First, a more complete definition: SearchERP provides a good, high-level overview of the topic, explaining that “hybrid manufacturing is a term that describes combining additive manufacturing and subtractive manufacturing in a single machine system. Additive manufacturing . . . is used to build up a component, part or structure within another part; traditional subtractive manufacturing, or computer numerical control (CNC) milling, is used to fabricate, spot mill, polish and so on. For example, additive manufacturing in the form of laser cladding could be used to build up a metal form that, when cooled, is machined using traditional methods. A reverse example would be subtractive machining used to create a base structure, with additive manufacturing used to create thin structures on top of the base.”
PTC does a nice job here of expanding on that basic explanation and discussing how hybrid fills a gap between additive and subtractive. But – problem - the company warns that current CAD systems aren’t really designed with hybrid manufacturing in mind: “Many legacy CAD platforms today were initially created with only CNC machining in mind and are now being updated and retrofitted for general compatibility with 3D printing paradigms. However, hybrid – efficiently using and exploiting the potential that exists between traditional CNC and new 3D printing manufacturing methods – means requiring 3D CAD power that does more than simply translate a design plan into a manufacturing workflow. Rather, the new generation of CAD will need to be far better at capturing design intent in the first place.”
In this piece, Engineering.com also explores the potential of hybrid manufacturing systems and outlines some of the traditional manufacturing systems makers, as well as emerging companies that offer hybrid capabilities – either as integrated additive/subtractive systems or add-ons to existing machine tools. Note that two of the emerging companies cited – Hybrid Manufacturing Technologies and Optomec will be featured in our MTC webinar and a third, 3D Hybrid Solutions was a Startup Spotlight focus for members.

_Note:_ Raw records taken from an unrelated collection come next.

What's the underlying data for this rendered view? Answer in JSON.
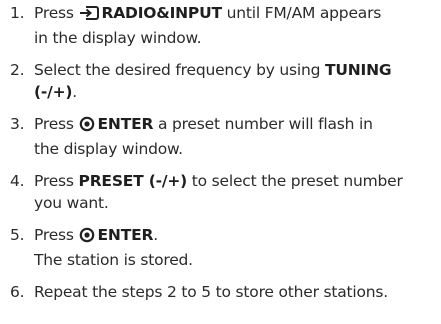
{
  "steps": [
    {
      "number": "1.",
      "icon": "input-arrow-icon",
      "line1_bold": "RADIO&INPUT",
      "line1_pre": "Press",
      "line1_post": "until FM/AM appears",
      "line2": "in the display window."
    },
    {
      "number": "2.",
      "line1_pre": "Select the desired frequency by using",
      "line1_bold": "TUNING",
      "line2_bold": "(-/+)",
      "line2_post": "."
    },
    {
      "number": "3.",
      "icon": "enter-circle-icon",
      "line1_pre": "Press",
      "line1_bold": "ENTER",
      "line1_post": "a preset number will flash in",
      "line2": "the display window."
    },
    {
      "number": "4.",
      "line1_pre": "Press",
      "line1_bold": "PRESET (-/+)",
      "line1_post": "to select the preset number",
      "line2": "you want."
    },
    {
      "number": "5.",
      "icon": "enter-circle-icon",
      "line1_pre": "Press",
      "line1_bold": "ENTER",
      "line1_post": ".",
      "line2": "The station is stored."
    },
    {
      "number": "6.",
      "line1_pre": "Repeat the steps 2 to 5 to store other stations."
    }
  ]
}
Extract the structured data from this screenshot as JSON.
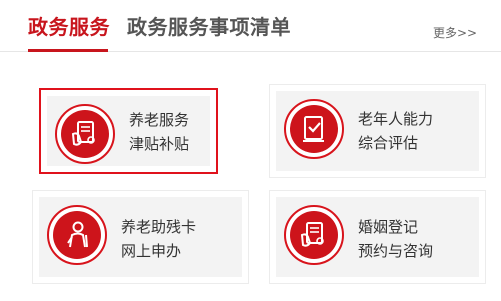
{
  "header": {
    "tabs": [
      {
        "label": "政务服务",
        "active": true
      },
      {
        "label": "政务服务事项清单",
        "active": false
      }
    ],
    "more_label": "更多>>"
  },
  "services": [
    {
      "line1": "养老服务",
      "line2": "津贴补贴",
      "icon": "hand-document-icon",
      "selected": true
    },
    {
      "line1": "老年人能力",
      "line2": "综合评估",
      "icon": "checked-document-icon",
      "selected": false
    },
    {
      "line1": "养老助残卡",
      "line2": "网上申办",
      "icon": "elderly-person-icon",
      "selected": false
    },
    {
      "line1": "婚姻登记",
      "line2": "预约与咨询",
      "icon": "hand-document-icon",
      "selected": false
    }
  ],
  "colors": {
    "accent": "#c8151d",
    "icon_red": "#cd141b",
    "card_bg": "#f3f3f3",
    "selected_border": "#e0121c"
  }
}
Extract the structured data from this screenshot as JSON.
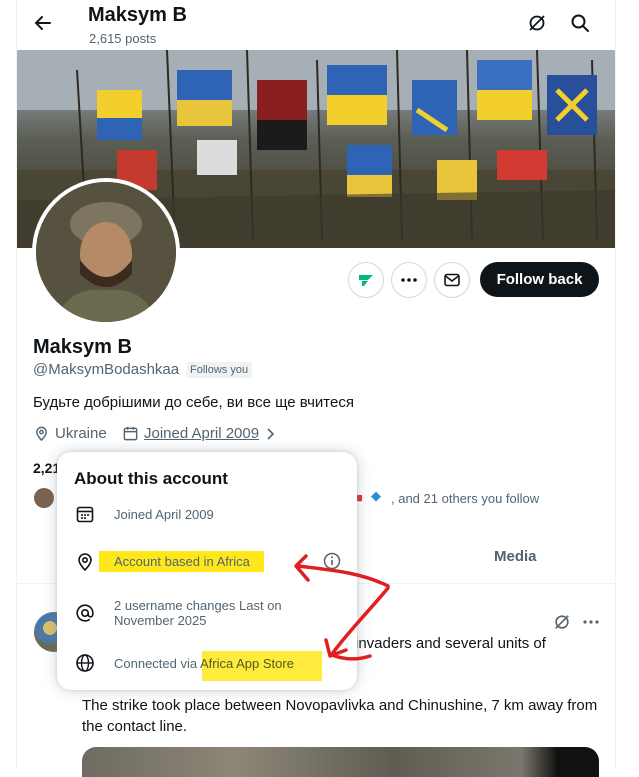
{
  "header": {
    "title": "Maksym B",
    "posts": "2,615 posts"
  },
  "profile": {
    "name": "Maksym B",
    "handle": "@MaksymBodashkaa",
    "follows_badge": "Follows you",
    "bio": "Будьте добрішими до себе, ви все ще вчитеся",
    "location": "Ukraine",
    "joined": "Joined April 2009",
    "counts_visible": "2,21",
    "followers_you_know": ", and 21 others you follow",
    "follow_back_label": "Follow back"
  },
  "tabs": {
    "media": "Media"
  },
  "popup": {
    "title": "About this account",
    "joined": "Joined April 2009",
    "based_in": "Account based in Africa",
    "username_changes": [
      "2 username changes Last on",
      "November 2025"
    ],
    "connected": "Connected via Africa App Store"
  },
  "post": {
    "text_fragment": "invaders and several units of",
    "text2": "The strike took place between Novopavlivka and Chinushine, 7 km away from the contact line."
  },
  "colors": {
    "highlight": "#ffe81a",
    "annotation": "#e02020",
    "button_dark": "#0f1419",
    "muted": "#536471"
  }
}
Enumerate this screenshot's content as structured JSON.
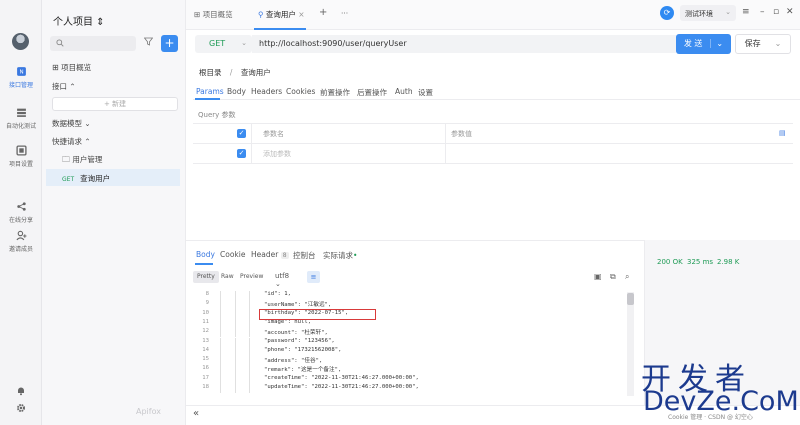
{
  "rail": {
    "items": [
      {
        "label": "接口管理",
        "icon": "api-icon"
      },
      {
        "label": "自动化测试",
        "icon": "test-icon"
      },
      {
        "label": "项目设置",
        "icon": "settings-icon"
      },
      {
        "label": "在线分享",
        "icon": "share-icon"
      },
      {
        "label": "邀请成员",
        "icon": "invite-icon"
      }
    ]
  },
  "sidebar": {
    "project_title": "个人项目 ⇕",
    "overview": "项目概览",
    "api_section": "接口 ⌃",
    "new_button": "+ 新建",
    "models": "数据模型 ⌄",
    "quick_requests": "快捷请求 ⌃",
    "folder": "用户管理",
    "request_method": "GET",
    "request_name": "查询用户",
    "logo": "Apifox"
  },
  "topbar": {
    "tab1": "项目概览",
    "tab2": "查询用户",
    "plus": "+",
    "more": "···",
    "env": "测试环境",
    "env_chevron": "⌄"
  },
  "request": {
    "method": "GET",
    "url": "http://localhost:9090/user/queryUser",
    "send": "发 送",
    "save": "保存"
  },
  "breadcrumb": {
    "root": "根目录",
    "sep": "/",
    "current": "查询用户"
  },
  "subtabs": [
    "Params",
    "Body",
    "Headers",
    "Cookies",
    "前置操作",
    "后置操作",
    "Auth",
    "设置"
  ],
  "query": {
    "label": "Query 参数",
    "col_name": "参数名",
    "col_value": "参数值",
    "add_placeholder": "添加参数"
  },
  "response": {
    "tabs": [
      "Body",
      "Cookie",
      "Header",
      "控制台",
      "实际请求"
    ],
    "header_count": "8",
    "formats": [
      "Pretty",
      "Raw",
      "Preview"
    ],
    "encoding": "utf8 ⌄",
    "status": "200 OK",
    "time": "325 ms",
    "size": "2.98 K",
    "collapse": "«",
    "lines": [
      {
        "n": "8",
        "t": "\"id\": 1,"
      },
      {
        "n": "9",
        "t": "\"userName\": \"江敏远\","
      },
      {
        "n": "10",
        "t": "\"birthday\": \"2022-07-15\","
      },
      {
        "n": "11",
        "t": "\"image\": null,"
      },
      {
        "n": "12",
        "t": "\"account\": \"杜荣轩\","
      },
      {
        "n": "13",
        "t": "\"password\": \"123456\","
      },
      {
        "n": "14",
        "t": "\"phone\": \"17321562008\","
      },
      {
        "n": "15",
        "t": "\"address\": \"佳谷\","
      },
      {
        "n": "16",
        "t": "\"remark\": \"这是一个备注\","
      },
      {
        "n": "17",
        "t": "\"createTime\": \"2022-11-30T21:46:27.000+00:00\","
      },
      {
        "n": "18",
        "t": "\"updateTime\": \"2022-11-30T21:46:27.000+00:00\","
      }
    ]
  },
  "watermark": {
    "line1": "开发者",
    "line2": "DevZe.CoM",
    "credit": "Cookie 管理 · CSDN @ 幻空心"
  },
  "colors": {
    "accent": "#3b8cf0",
    "get": "#1f9b56",
    "highlight_box": "#d83a3a",
    "watermark": "#1c3a8e"
  }
}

The author, Ian Wright, explains: “… the available options for hybrid manufacturing can also be divided in terms of their underlying additive technologies. These include directed energy deposition (DED), wire-arc additive manufacturing (WAAM), cold spray (CS) and Fabrisonic’s ultrasonic additive manufacturing (UAM). There are important differences between these technologies, and the manufacturers of hybrid machine tools have each placed their bets, so to speak, so it’s worth looking at these technologies in more detail.” Good advice.